By the mid-sixties, the couple was famous for make-out songs like Oh No! Not My Baby” (Maxine Brown), Just Once In My Life (Righteous Brothers), and Hey Girl (Freddie Scott). But the times were changing, and there was a need to follow suit. It wasn’t just that their songs were now being recorded by beat groups like The Beatles and Herman’s Hermits; what went on around them had a deeper impact. Traditional roles were being questioned and found to be hollow, and young people everywhere were on personal quests and spiritual journeys. Suddenly, the couple’s cozy suburban life wasn’t enough. Goffin did his share of soul-searching, and that would have been acceptable, but his infidelities and drug use placed the marriage in jeopardy. Through all this, however, the songwriting was gaining new depths. The wry, acerbic Pleasant Valley Sunday was recorded, of all people, by The Monkees, which ensured a broad audience. A more direct statement is found in The Byrds’ Wasn’t Born To Follow, a lyrical masterstroke that ranks high in the hippie canon. Smackwater Jack, with its sardonic bent, became a Tapestry highlight. Even the pop-oriented material was now layered with meaning, like the touching, nostalgic Going Back and the aching No Easy Way Down, both recorded by Dusty Springfield. Meanwhile, King was broadening her musical range with an innovative gospel-based approach that surfaced on A Natural Woman (Aretha Franklin), a precursor to her solo career style.

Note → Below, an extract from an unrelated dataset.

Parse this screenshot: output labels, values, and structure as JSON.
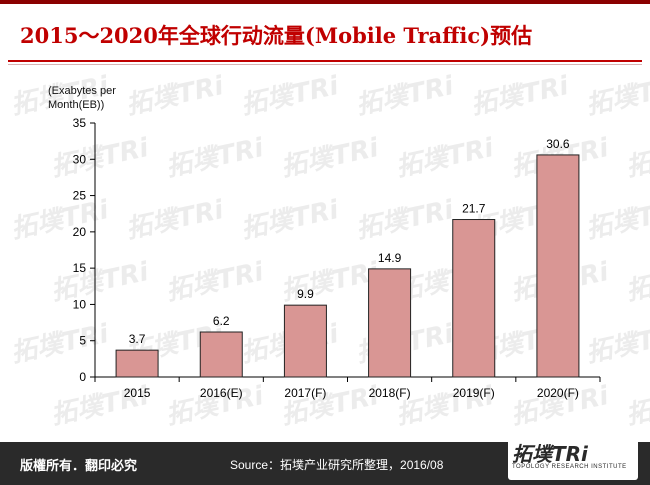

“New dreams can’t be born until the old ones are finished”, a line found in Darlene Love’s A Long Way To Be Happy, seemed to foretell the future. Goffin and King, having shared a journey, now had to find new paths on their own. Though their divorce became final in 1968, the love and respect for each other would survive. King lost her fear of performing and became an iconic artist. Goffin, who used to dismiss his talent, would continue to garner hits and accolades until his death on June 19, 2014, never conceding his worth as a top lyricist.

Just about every oldies compilation contains a share of Goffin-King hits. To my ears, the most rewarding is King’s The Legendary Demos (2012), which unearths the passion and longing behind these songs.